Une vitrine vide qui pourrait se remplir vitesse grand V avec une intégration directe dans le service Kindle Direct Publishing, autrement plus couronné de succès. Le vendeur en ligne vient de signer un accord - et non d'acheter - avec le site Blurb, afin que les auteurs qui autopublient leur livre de photos via ce service puissent vendre leurs créations directement sur Amazon, moyennant 15 % du prix de vente et un prix d'entrée à 1,35 $, précise The Bookseller.

 

La concurrence a commencé à fourbir ses armes : Kobo, grand rival canadien du géant nord-américain, va ainsi « élargir la gamme d'outils à la disposition des utilisateurs de Writing Life », nous révélait Michael Tamblyn, président et responsable du contenu au sein de la société.

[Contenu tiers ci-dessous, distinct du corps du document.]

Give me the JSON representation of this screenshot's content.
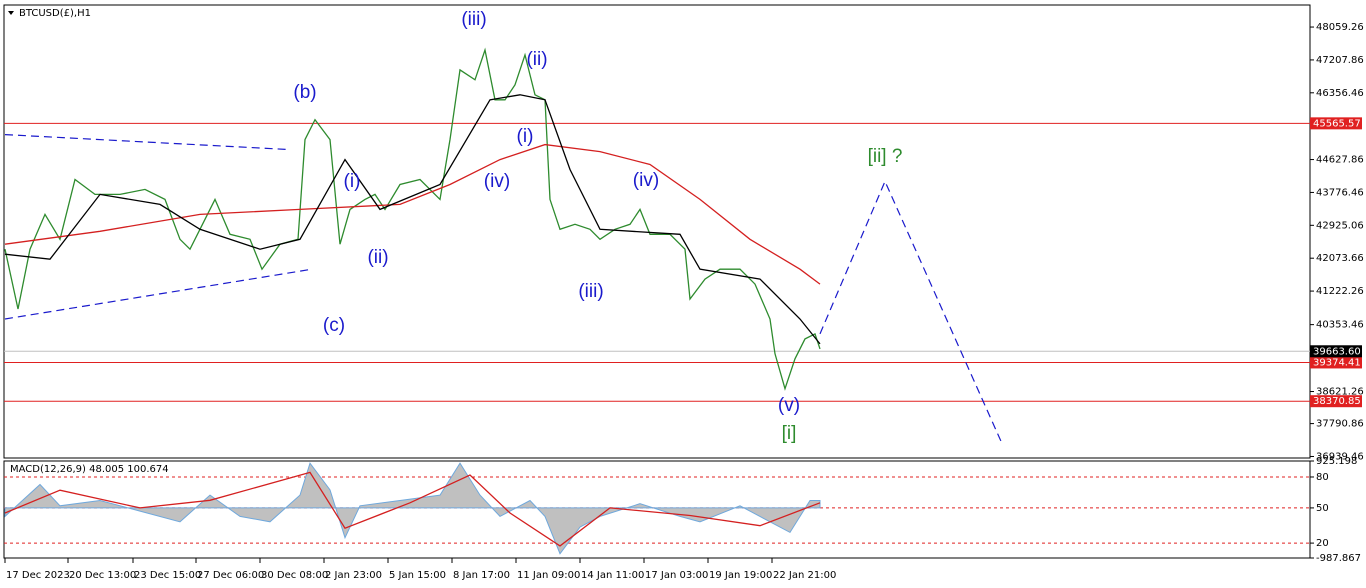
{
  "chart_data": [
    {
      "type": "line",
      "title": "BTCUSD(£),H1",
      "xlim": [
        0,
        130.6
      ],
      "ylim": [
        36900,
        48630
      ],
      "yticks": [
        48059.26,
        47207.86,
        46356.46,
        44627.86,
        43776.46,
        42925.06,
        42073.66,
        41222.26,
        40353.46,
        38621.26,
        37790.86,
        36939.46
      ],
      "xticks": [
        {
          "value": 0.1,
          "label": "17 Dec 2023"
        },
        {
          "value": 6.4,
          "label": "20 Dec 13:00"
        },
        {
          "value": 12.9,
          "label": "23 Dec 15:00"
        },
        {
          "value": 19.2,
          "label": "27 Dec 06:00"
        },
        {
          "value": 25.6,
          "label": "30 Dec 08:00"
        },
        {
          "value": 32,
          "label": "2 Jan 23:00"
        },
        {
          "value": 38.4,
          "label": "5 Jan 15:00"
        },
        {
          "value": 44.8,
          "label": "8 Jan 17:00"
        },
        {
          "value": 51.2,
          "label": "11 Jan 09:00"
        },
        {
          "value": 57.6,
          "label": "14 Jan 11:00"
        },
        {
          "value": 64,
          "label": "17 Jan 03:00"
        },
        {
          "value": 70.4,
          "label": "19 Jan 19:00"
        },
        {
          "value": 76.8,
          "label": "22 Jan 21:00"
        }
      ],
      "hlines": [
        45565.57,
        39374.41,
        38370.85
      ],
      "hline_color": "#e02020",
      "last_price": {
        "value": 39663.6,
        "label": "39663.60"
      },
      "series": [
        {
          "color": "#2e8b2e",
          "x": [
            0.1,
            1.4,
            2.6,
            4.1,
            5.6,
            7.1,
            9.1,
            11.6,
            14.1,
            16.1,
            17.6,
            18.6,
            20.1,
            21.1,
            22.6,
            24.6,
            25.8,
            27.6,
            29.4,
            30.1,
            31.1,
            32.6,
            33.6,
            34.6,
            36.1,
            37.1,
            38.1,
            39.6,
            41.6,
            43.6,
            44.6,
            45.6,
            47.1,
            48.1,
            49.1,
            50.1,
            51.1,
            52.1,
            53.1,
            54.1,
            54.6,
            55.6,
            57.1,
            58.6,
            59.6,
            61.1,
            62.6,
            63.6,
            64.6,
            66.6,
            68.1,
            68.6,
            70.1,
            71.6,
            73.6,
            75.1,
            76.6,
            77.1,
            78.1,
            79.1,
            80.1,
            81.1,
            81.6
          ],
          "values": [
            42306,
            40758,
            42306,
            43209,
            42564,
            44112,
            43725,
            43725,
            43854,
            43596,
            42564,
            42306,
            43080,
            43596,
            42693,
            42564,
            41790,
            42435,
            42564,
            45144,
            45660,
            45144,
            42435,
            43338,
            43596,
            43725,
            43338,
            43983,
            44112,
            43596,
            45144,
            46950,
            46692,
            47466,
            46176,
            46176,
            46563,
            47337,
            46305,
            46176,
            43596,
            42822,
            42951,
            42822,
            42564,
            42822,
            42951,
            43338,
            42693,
            42693,
            42306,
            41016,
            41532,
            41790,
            41790,
            41403,
            40500,
            39597,
            38694,
            39468,
            39984,
            40113,
            39726
          ]
        },
        {
          "color": "#d42020",
          "x": [
            0.1,
            9.6,
            19.6,
            29.6,
            39.6,
            44.6,
            49.6,
            54.1,
            59.6,
            64.6,
            69.6,
            74.6,
            79.6,
            81.6
          ],
          "values": [
            42435,
            42770,
            43209,
            43338,
            43467,
            43983,
            44628,
            45015,
            44834,
            44499,
            43596,
            42564,
            41790,
            41403
          ]
        },
        {
          "color": "#000000",
          "x": [
            0.1,
            4.6,
            9.6,
            15.6,
            19.6,
            25.6,
            29.6,
            34.1,
            37.6,
            43.6,
            48.6,
            51.6,
            54.1,
            56.6,
            59.6,
            67.6,
            69.6,
            75.6,
            79.6,
            81.6
          ],
          "values": [
            42177,
            42048,
            43725,
            43467,
            42822,
            42306,
            42564,
            44628,
            43338,
            43983,
            46176,
            46305,
            46176,
            44370,
            42822,
            42693,
            41790,
            41532,
            40500,
            39855
          ]
        },
        {
          "color": "#1a1acc",
          "dashed": true,
          "x": [
            0.1,
            28.6
          ],
          "values": [
            45273,
            44886
          ]
        },
        {
          "color": "#1a1acc",
          "dashed": true,
          "x": [
            0.1,
            30.8
          ],
          "values": [
            40500,
            41790
          ]
        },
        {
          "color": "#1a1acc",
          "dashed": true,
          "x": [
            81.6,
            88.1,
            99.8
          ],
          "values": [
            40113,
            44061,
            37276
          ]
        }
      ],
      "annotations": [
        {
          "text": "(b)",
          "color": "#1a1acc"
        },
        {
          "text": "(c)",
          "color": "#1a1acc"
        },
        {
          "text": "(i)",
          "color": "#1a1acc"
        },
        {
          "text": "(ii)",
          "color": "#1a1acc"
        },
        {
          "text": "(iii)",
          "color": "#1a1acc"
        },
        {
          "text": "(iv)",
          "color": "#1a1acc"
        },
        {
          "text": "(i)",
          "color": "#1a1acc"
        },
        {
          "text": "(ii)",
          "color": "#1a1acc"
        },
        {
          "text": "(iii)",
          "color": "#1a1acc"
        },
        {
          "text": "(iv)",
          "color": "#1a1acc"
        },
        {
          "text": "(v)",
          "color": "#1a1acc"
        },
        {
          "text": "[i]",
          "color": "#2e8b2e"
        },
        {
          "text": "[ii] ?",
          "color": "#2e8b2e"
        }
      ]
    },
    {
      "type": "macd",
      "title": "MACD(12,26,9) 48.005 100.674",
      "xlim": [
        0,
        130.6
      ],
      "ylim": [
        -987.867,
        925.198
      ],
      "yticks": [
        925.198,
        {
          "value": 610,
          "label": "80"
        },
        {
          "value": 0,
          "label": "50"
        },
        {
          "value": -694,
          "label": "20"
        },
        -987.867
      ],
      "levels": [
        610,
        0,
        -694
      ],
      "series": [
        {
          "color": "#c0c0c0",
          "x": [
            0.1,
            3.6,
            5.6,
            9.6,
            13.6,
            17.6,
            20.6,
            23.6,
            26.6,
            29.6,
            30.6,
            32.6,
            34.1,
            35.6,
            39.6,
            43.6,
            45.6,
            47.6,
            49.6,
            52.6,
            54.1,
            55.6,
            57.6,
            59.6,
            63.6,
            67.6,
            69.6,
            73.6,
            76.6,
            78.6,
            80.6,
            81.6
          ],
          "values": [
            -168,
            462,
            42,
            147,
            -63,
            -273,
            252,
            -168,
            -273,
            252,
            882,
            357,
            -588,
            42,
            147,
            252,
            882,
            252,
            -168,
            147,
            -168,
            -903,
            -378,
            -168,
            84,
            -168,
            -273,
            42,
            -273,
            -483,
            147,
            147
          ]
        },
        {
          "color": "#d42020",
          "x": [
            0.1,
            5.6,
            13.6,
            20.6,
            30.6,
            34.1,
            40.6,
            46.6,
            50.6,
            55.6,
            60.6,
            68.6,
            75.6,
            81.6
          ],
          "values": [
            -100,
            350,
            0,
            150,
            700,
            -400,
            100,
            650,
            -100,
            -750,
            0,
            -150,
            -350,
            100
          ]
        }
      ]
    }
  ]
}
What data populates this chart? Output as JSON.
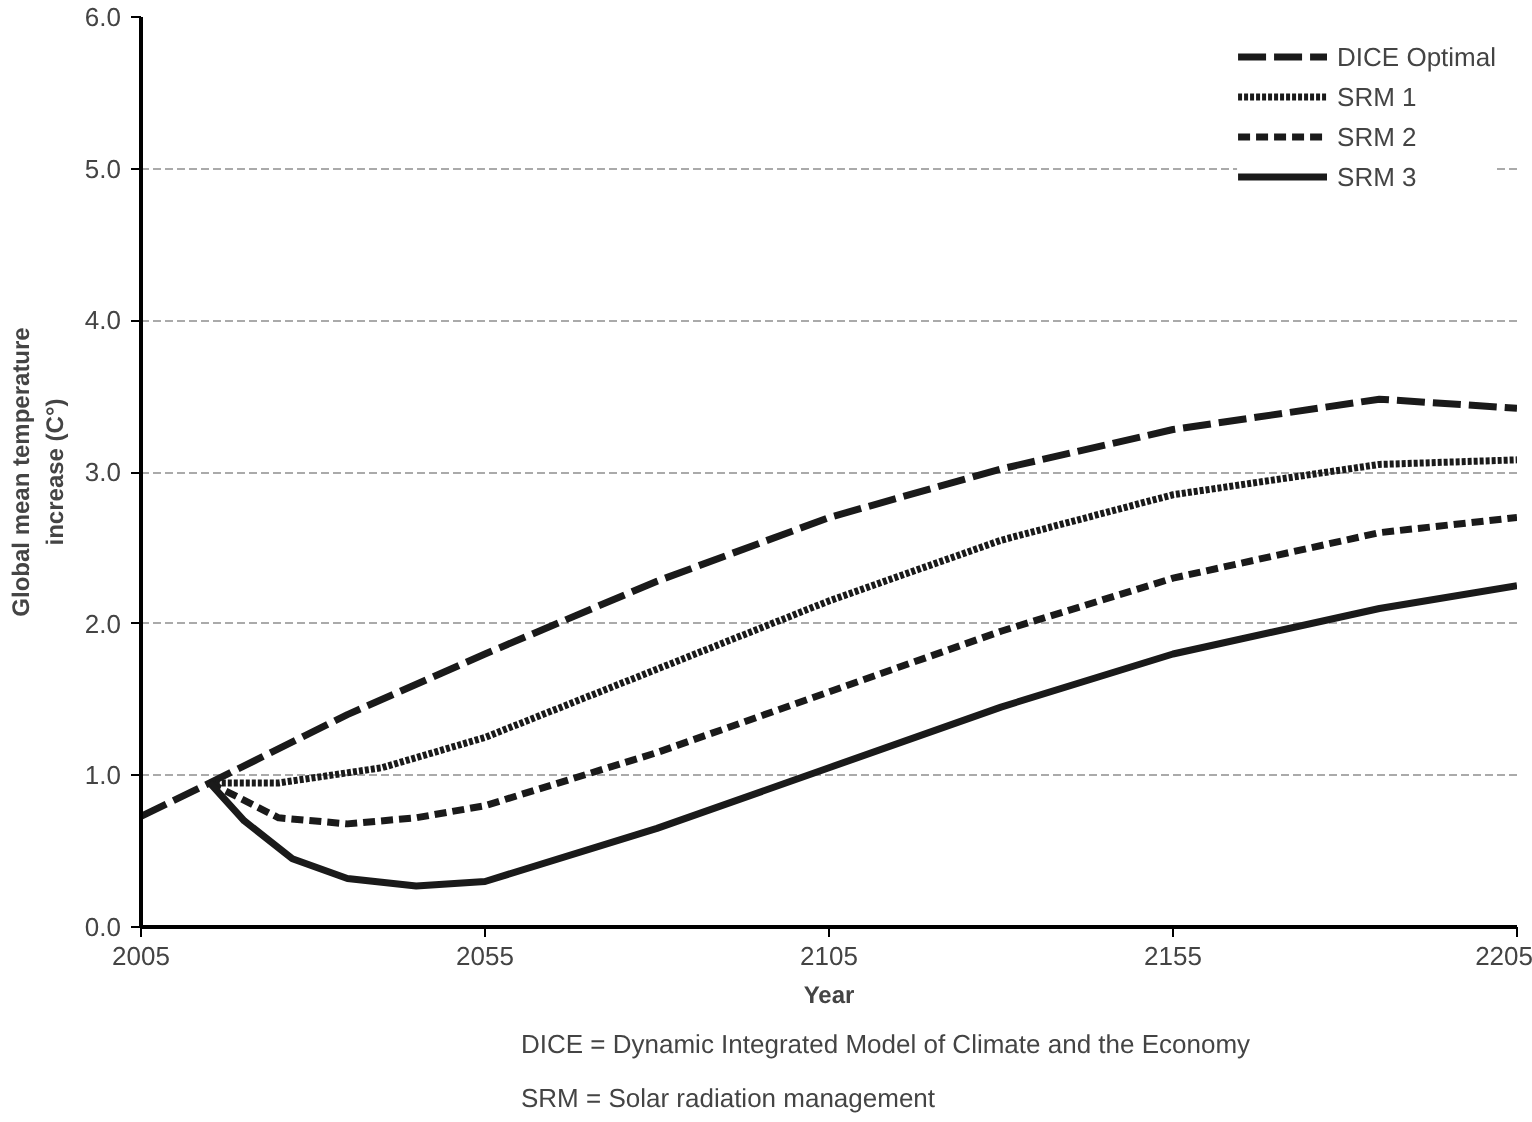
{
  "chart_data": {
    "type": "line",
    "xlabel": "Year",
    "ylabel": "Global mean temperature\nincrease (C°)",
    "xlim": [
      2005,
      2205
    ],
    "xticks": [
      2005,
      2055,
      2105,
      2155,
      2205
    ],
    "ylim": [
      0,
      6
    ],
    "yticks": [
      {
        "value": 0,
        "label": "0.0"
      },
      {
        "value": 1,
        "label": "1.0"
      },
      {
        "value": 2,
        "label": "2.0"
      },
      {
        "value": 3,
        "label": "3.0"
      },
      {
        "value": 4,
        "label": "4.0"
      },
      {
        "value": 5,
        "label": "5.0"
      },
      {
        "value": 6,
        "label": "6.0"
      }
    ],
    "grid": "y",
    "legend": "top right",
    "series": [
      {
        "name": "DICE Optimal",
        "color": "#1a1a1a",
        "line_style": "longdash",
        "x": [
          2005,
          2015,
          2035,
          2055,
          2080,
          2105,
          2130,
          2155,
          2185,
          2205
        ],
        "values": [
          0.73,
          0.95,
          1.4,
          1.8,
          2.28,
          2.7,
          3.02,
          3.28,
          3.48,
          3.42
        ]
      },
      {
        "name": "SRM 1",
        "color": "#1a1a1a",
        "line_style": "dotted",
        "x": [
          2015,
          2025,
          2040,
          2055,
          2080,
          2105,
          2130,
          2155,
          2185,
          2205
        ],
        "values": [
          0.95,
          0.95,
          1.05,
          1.25,
          1.7,
          2.15,
          2.55,
          2.85,
          3.05,
          3.08
        ]
      },
      {
        "name": "SRM 2",
        "color": "#1a1a1a",
        "line_style": "dashed",
        "x": [
          2015,
          2025,
          2035,
          2045,
          2055,
          2080,
          2105,
          2130,
          2155,
          2185,
          2205
        ],
        "values": [
          0.95,
          0.72,
          0.68,
          0.72,
          0.8,
          1.15,
          1.55,
          1.95,
          2.3,
          2.6,
          2.7
        ]
      },
      {
        "name": "SRM 3",
        "color": "#1a1a1a",
        "line_style": "solid",
        "x": [
          2015,
          2020,
          2027,
          2035,
          2045,
          2055,
          2080,
          2105,
          2130,
          2155,
          2185,
          2205
        ],
        "values": [
          0.95,
          0.7,
          0.45,
          0.32,
          0.27,
          0.3,
          0.65,
          1.05,
          1.45,
          1.8,
          2.1,
          2.25
        ]
      }
    ],
    "annotations": [
      "DICE = Dynamic Integrated Model of Climate and the Economy",
      "SRM = Solar radiation management"
    ]
  }
}
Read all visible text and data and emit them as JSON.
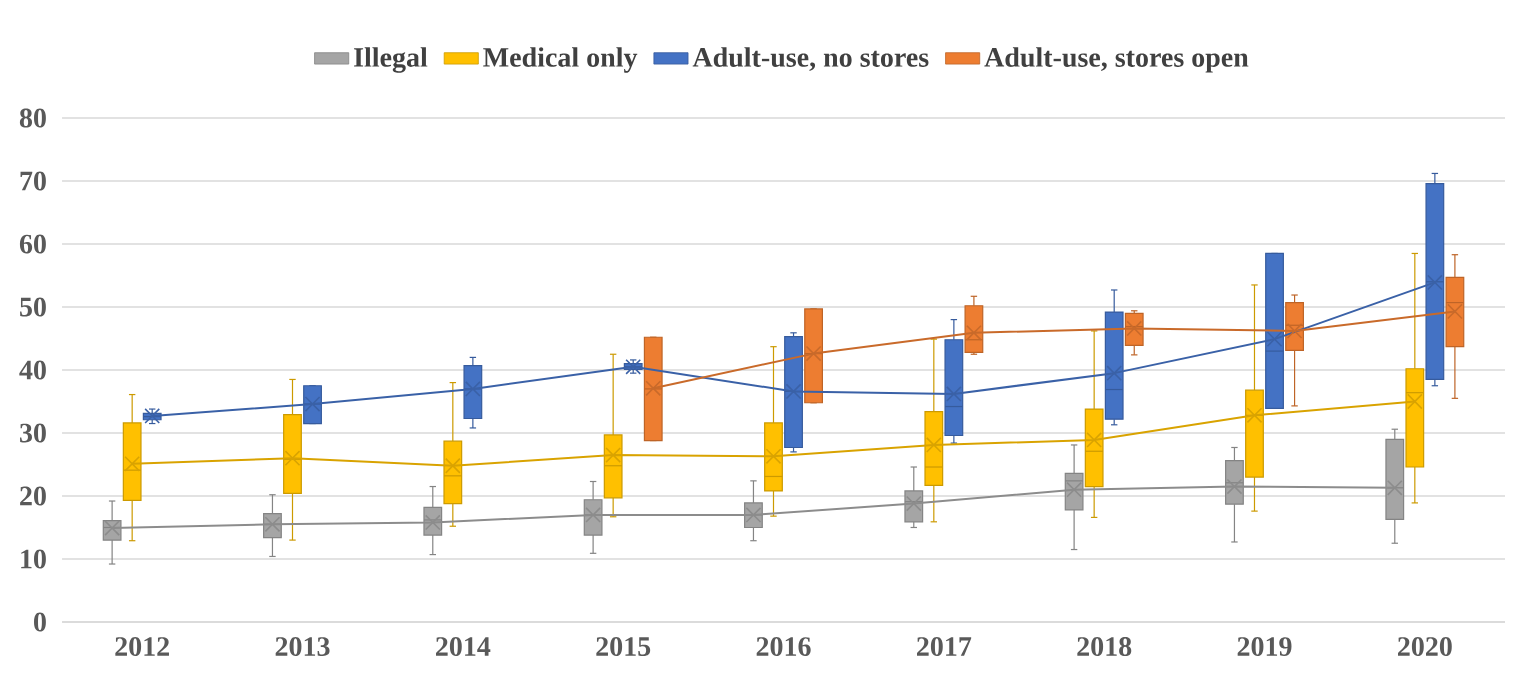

L'objectif est clair : offrir aux lecteurs la possibilité de publier leurs livres de photos et autres comics, pour un résultat quasi professionnel.

 

De toute manière, le Canadien avait aussi annoncé que l'actuelle situation du marché de l'ebook, aux États-Unis, n'était plus supportable, après la disparition du contrat d'agence.  « On l'observe aisément : ils diminuent de plus en plus la promotion, et laissent courir le marché américain, pour se concentrer sur d'autres marchés plus intéressants », nous précisait un observateur.

 

Face à Amazon, le choix n'est plus possible : il faut proposer un service qui côtoie les environs du 7e ciel, numérique ou pas. « Des éditeurs traditionnels se sont emparés de l'outil pour créer leur livre numérique, parce que c'est plus simple que de le développer soi-même. Des petites maisons d'édition ont pu en profiter, et puisque nous avons toujours tenu à ne pas enfermer les lecteurs dans un système, l'EPUB peut être librement utilisé ailleurs », s'amusait Tamblyn. 

 

La meilleure garantie pour les auteurs ? Les éditeurs, pour le test, au moins.